SSB was first patented in 1915 and used successfully in a 1920s radio-telephone link between New York and London. Telephone companies in the 1930s used SSB over long-distance lines in conjunction with frequency-division multiplexing (FDM).

FDM is a basic form of multiplexing which, as the name implies, consists of conveying two or more signals simultaneously through a link. In its simplest form FDM frequencies have non-overlapping bandwidths, so they can be selected at the receiver using ordinary filtering techniques.

Multiplexing is a generic term meaning that multiple signals are sent through a single conductor without mutual interference. SSB lends itself to FDM because one sideband is not part of the transmission, so the modulated carrier occupies only one-half the conventional FM bandwidth. So twice as many multiplexed signal can be transmitted.

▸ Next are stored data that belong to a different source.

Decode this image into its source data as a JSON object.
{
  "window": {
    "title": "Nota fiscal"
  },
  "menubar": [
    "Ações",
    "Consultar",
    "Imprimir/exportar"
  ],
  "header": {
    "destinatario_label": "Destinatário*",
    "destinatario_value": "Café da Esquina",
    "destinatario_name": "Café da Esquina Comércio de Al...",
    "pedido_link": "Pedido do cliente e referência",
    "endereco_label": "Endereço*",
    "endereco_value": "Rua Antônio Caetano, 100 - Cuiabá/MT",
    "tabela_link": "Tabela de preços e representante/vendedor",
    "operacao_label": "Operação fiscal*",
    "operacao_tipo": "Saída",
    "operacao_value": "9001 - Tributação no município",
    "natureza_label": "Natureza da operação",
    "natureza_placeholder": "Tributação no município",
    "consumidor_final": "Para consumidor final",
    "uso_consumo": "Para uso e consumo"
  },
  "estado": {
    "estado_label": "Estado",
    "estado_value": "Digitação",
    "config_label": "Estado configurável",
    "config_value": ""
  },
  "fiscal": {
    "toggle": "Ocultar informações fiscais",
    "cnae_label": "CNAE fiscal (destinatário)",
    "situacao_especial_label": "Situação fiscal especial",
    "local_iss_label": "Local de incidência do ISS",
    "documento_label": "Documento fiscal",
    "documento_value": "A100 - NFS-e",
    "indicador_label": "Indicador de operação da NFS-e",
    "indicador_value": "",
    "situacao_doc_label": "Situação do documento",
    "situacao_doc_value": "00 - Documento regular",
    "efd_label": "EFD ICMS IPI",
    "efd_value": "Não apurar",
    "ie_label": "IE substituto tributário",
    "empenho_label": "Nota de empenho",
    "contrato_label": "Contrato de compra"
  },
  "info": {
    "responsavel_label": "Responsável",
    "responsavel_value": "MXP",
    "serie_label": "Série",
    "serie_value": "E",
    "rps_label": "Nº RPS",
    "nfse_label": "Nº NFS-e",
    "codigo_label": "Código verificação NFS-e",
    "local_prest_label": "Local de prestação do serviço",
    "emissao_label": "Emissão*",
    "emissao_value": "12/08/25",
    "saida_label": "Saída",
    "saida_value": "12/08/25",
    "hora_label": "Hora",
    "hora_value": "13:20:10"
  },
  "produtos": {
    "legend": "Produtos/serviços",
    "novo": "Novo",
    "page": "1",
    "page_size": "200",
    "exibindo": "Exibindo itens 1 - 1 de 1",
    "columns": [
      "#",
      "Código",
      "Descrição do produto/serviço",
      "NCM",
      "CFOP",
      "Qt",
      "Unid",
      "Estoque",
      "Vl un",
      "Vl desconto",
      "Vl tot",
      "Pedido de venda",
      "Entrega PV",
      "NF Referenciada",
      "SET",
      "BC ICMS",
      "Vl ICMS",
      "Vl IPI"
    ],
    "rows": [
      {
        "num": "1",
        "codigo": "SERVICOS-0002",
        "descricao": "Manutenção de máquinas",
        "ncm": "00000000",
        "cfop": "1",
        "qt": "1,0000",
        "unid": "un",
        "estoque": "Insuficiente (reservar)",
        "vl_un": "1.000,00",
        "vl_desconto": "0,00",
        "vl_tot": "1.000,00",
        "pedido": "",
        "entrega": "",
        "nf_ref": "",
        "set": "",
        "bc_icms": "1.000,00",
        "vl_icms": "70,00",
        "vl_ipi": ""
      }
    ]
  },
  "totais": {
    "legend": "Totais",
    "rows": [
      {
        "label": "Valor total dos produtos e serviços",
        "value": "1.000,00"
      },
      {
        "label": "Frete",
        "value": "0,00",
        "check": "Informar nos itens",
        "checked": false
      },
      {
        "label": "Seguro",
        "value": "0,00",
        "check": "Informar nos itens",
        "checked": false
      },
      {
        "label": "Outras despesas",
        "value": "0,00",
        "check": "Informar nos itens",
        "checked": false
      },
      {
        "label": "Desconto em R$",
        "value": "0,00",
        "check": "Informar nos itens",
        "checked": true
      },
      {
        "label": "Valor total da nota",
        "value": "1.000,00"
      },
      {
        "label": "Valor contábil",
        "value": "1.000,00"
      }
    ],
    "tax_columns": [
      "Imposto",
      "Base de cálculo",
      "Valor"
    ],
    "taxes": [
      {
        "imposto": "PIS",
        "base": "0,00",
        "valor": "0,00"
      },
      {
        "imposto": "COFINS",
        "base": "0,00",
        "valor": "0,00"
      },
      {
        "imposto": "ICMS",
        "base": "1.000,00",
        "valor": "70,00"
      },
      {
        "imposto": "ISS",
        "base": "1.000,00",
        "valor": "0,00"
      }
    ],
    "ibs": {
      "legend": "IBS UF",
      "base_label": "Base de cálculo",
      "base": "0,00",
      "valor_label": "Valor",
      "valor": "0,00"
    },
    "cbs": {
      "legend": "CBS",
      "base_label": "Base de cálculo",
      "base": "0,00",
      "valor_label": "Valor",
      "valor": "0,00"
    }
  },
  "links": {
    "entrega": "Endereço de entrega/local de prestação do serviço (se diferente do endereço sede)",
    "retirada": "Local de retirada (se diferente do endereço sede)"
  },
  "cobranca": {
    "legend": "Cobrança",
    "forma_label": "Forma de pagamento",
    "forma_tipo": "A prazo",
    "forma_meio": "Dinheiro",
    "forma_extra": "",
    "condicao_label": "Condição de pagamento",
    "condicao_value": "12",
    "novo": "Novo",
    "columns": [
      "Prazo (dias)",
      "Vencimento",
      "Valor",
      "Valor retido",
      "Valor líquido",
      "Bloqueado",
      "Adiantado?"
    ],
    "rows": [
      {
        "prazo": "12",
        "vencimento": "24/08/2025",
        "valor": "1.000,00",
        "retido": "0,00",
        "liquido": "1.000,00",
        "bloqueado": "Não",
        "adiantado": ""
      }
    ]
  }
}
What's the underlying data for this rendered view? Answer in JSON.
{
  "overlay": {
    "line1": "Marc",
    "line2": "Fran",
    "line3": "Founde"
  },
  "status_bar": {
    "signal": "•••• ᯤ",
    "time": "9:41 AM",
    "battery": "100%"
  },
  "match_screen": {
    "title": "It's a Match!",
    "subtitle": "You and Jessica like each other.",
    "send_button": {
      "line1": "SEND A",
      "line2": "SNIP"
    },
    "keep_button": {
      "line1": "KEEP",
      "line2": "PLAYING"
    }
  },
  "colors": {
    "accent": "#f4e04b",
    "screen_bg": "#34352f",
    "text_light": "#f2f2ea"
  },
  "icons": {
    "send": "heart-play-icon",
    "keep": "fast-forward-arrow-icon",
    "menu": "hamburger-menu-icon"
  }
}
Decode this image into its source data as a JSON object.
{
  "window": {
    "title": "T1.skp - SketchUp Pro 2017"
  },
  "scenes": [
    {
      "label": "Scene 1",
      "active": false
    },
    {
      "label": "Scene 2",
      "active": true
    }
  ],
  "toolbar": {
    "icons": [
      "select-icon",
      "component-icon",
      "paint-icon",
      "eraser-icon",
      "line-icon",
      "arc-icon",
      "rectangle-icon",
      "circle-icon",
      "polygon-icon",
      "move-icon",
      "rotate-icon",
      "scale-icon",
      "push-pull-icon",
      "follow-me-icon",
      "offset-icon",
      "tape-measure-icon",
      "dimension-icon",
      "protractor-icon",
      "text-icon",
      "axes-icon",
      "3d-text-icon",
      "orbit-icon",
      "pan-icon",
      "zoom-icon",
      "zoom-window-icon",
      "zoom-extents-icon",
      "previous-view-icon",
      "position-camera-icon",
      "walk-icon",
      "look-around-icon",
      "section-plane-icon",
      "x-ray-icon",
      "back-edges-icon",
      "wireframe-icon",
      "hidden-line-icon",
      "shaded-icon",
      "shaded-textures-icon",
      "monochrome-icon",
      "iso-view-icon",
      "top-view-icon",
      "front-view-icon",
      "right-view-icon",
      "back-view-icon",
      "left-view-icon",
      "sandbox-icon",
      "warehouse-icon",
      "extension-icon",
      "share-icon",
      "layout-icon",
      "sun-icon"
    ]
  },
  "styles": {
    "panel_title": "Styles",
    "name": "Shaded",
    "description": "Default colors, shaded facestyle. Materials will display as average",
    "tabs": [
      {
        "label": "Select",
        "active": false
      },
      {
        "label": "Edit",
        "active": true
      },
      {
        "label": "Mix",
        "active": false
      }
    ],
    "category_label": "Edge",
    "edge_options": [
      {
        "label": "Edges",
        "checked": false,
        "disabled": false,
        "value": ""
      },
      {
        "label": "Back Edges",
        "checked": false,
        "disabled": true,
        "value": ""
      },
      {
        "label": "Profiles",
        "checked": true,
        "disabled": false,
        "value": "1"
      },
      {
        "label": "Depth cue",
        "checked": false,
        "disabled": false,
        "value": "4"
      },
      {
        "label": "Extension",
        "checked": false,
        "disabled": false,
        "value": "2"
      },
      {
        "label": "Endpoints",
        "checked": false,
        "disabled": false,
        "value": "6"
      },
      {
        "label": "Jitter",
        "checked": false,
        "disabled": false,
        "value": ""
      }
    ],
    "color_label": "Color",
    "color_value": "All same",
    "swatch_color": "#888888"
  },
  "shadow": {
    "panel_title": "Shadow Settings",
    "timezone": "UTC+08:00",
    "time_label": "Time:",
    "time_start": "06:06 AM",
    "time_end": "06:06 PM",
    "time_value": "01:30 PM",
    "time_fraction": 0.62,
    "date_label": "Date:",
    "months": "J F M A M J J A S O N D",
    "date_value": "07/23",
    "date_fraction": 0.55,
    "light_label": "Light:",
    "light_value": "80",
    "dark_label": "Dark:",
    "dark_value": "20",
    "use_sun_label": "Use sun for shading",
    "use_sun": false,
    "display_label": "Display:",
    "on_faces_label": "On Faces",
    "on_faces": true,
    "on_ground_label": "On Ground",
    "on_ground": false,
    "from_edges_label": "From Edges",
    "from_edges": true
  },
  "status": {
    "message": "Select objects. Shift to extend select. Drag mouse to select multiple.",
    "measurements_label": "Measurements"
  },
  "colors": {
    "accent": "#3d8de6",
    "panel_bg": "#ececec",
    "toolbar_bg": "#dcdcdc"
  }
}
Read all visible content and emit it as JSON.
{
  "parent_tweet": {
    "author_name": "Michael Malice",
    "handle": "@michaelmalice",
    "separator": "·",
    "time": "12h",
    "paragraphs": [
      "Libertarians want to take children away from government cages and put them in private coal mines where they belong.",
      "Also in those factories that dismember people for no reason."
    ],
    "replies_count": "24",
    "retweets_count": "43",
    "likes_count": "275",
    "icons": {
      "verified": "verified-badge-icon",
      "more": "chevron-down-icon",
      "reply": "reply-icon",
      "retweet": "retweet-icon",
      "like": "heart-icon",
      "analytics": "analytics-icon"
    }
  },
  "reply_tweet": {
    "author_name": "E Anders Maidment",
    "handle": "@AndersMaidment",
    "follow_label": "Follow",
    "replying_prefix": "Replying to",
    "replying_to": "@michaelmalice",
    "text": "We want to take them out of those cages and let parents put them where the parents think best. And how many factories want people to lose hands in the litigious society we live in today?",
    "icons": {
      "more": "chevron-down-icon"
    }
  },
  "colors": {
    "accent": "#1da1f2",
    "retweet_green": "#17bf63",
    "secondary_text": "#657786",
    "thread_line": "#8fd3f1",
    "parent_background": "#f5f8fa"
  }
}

Modulating a carrier with a square wave as in FSK brings a sine X/X -type spectrum centered at the carrier frequency

Frequency modulation is also used to convey digitized data. This is done by shifting the carrier frequency among various frequencies that represent digits. In a typical implementation, one specified frequency represents 0 and another represents 1. This is frequency-shift keying (FSK) and it is used in fax and other modems, for Morse Code and in radioteletype. Other varieties of modulation adapted for digital communication are ASK, APSK, CPM, MFSK, MSK, OOK, PPM, PSK, SC-FDE, TCM and WDM:

Amplitude-shift keying (ASK) is a variety of AM that varies the amplitude of a carrier wave to denote 0 or 1.
Asymmetric phase-shift keying (APSK) conveys digital information by modulating amplitude and phase of the carrier.
Continuous phase modulation (CPm0) is used in wireless modems. Rather than the carrier phase resetting to zero at the start of each symbol, the carrier phase is modulated continuously. CPM is characterized by high spectral and power efficiency.
Multiple frequency-shift-keying (MFSK) resembles FSK, but more than two frequencies are used.
Minimum-shift keying (MSK) rather than using square pulses, consists of half sinusoids to encode each bit.
On-off keying (OOK) denotes digital voltage levels, i.e. zeros and ones, by the presence or absence of the carrier wave.
Pulse-position modulation (PPM) denotes digital bits by transmitting single pulses in shifting positions.
Phase-shift keying (PSK) denotes digital bits by modulating the phase of the carrier wave. It is used for LANs, RFID and Bluetooth protocols.
Single-carrier FDMA is a frequency-division multiple access format. It assigns multiple users to a single communications channel.
Trellis coded modulation (TCM) efficiently transmits information over narrow-band telephone lines.
Wavelet digital modulation (WDM) uses wavelet transformations to denote digital values.

Pulse-width modulation is used primarily to control industrial machinery including the speed and torque of three-phase induction motors by means of variable frequency drives (VFD).

Prior to the introduction of VFD in the 1960s, the speed of an ac motor could not be controlled practically. Reducing the voltage supplied to the motor would slow it down, but this transformed it into a less powerful motor, slowed only because it was now overloaded. The unfortunate result was immediate heating of the motor windings. For this reason, the ac motor was unsuitable for many applications, such as for elevators and ski lifts, where smooth speed control is essential.

The VFD functions by feeding into the motor windings, not the traditional sine wave as supplied by the utility, but a square wave, whose duty cycle can be varied. The traditional square wave has a 50% duty cycle, which means half the time the voltage is high (on) and half the time it is low (off), with fast transitions. The VFD, in response to a low-voltage control signal, can vary the duty cycle. Lowering the duty cycle, meaning the power is off a greater portion of the time, slows the motor because it reduces the average voltage. Under these conditions, however, the motor never overheats because it is not actually powered by a lower voltage.

Similarly, the duty cycle can be raised above 50%, and the motor will run at higher-than-rated speed with no adverse effects provided the bearings and cooling system are okay with the increased RPM.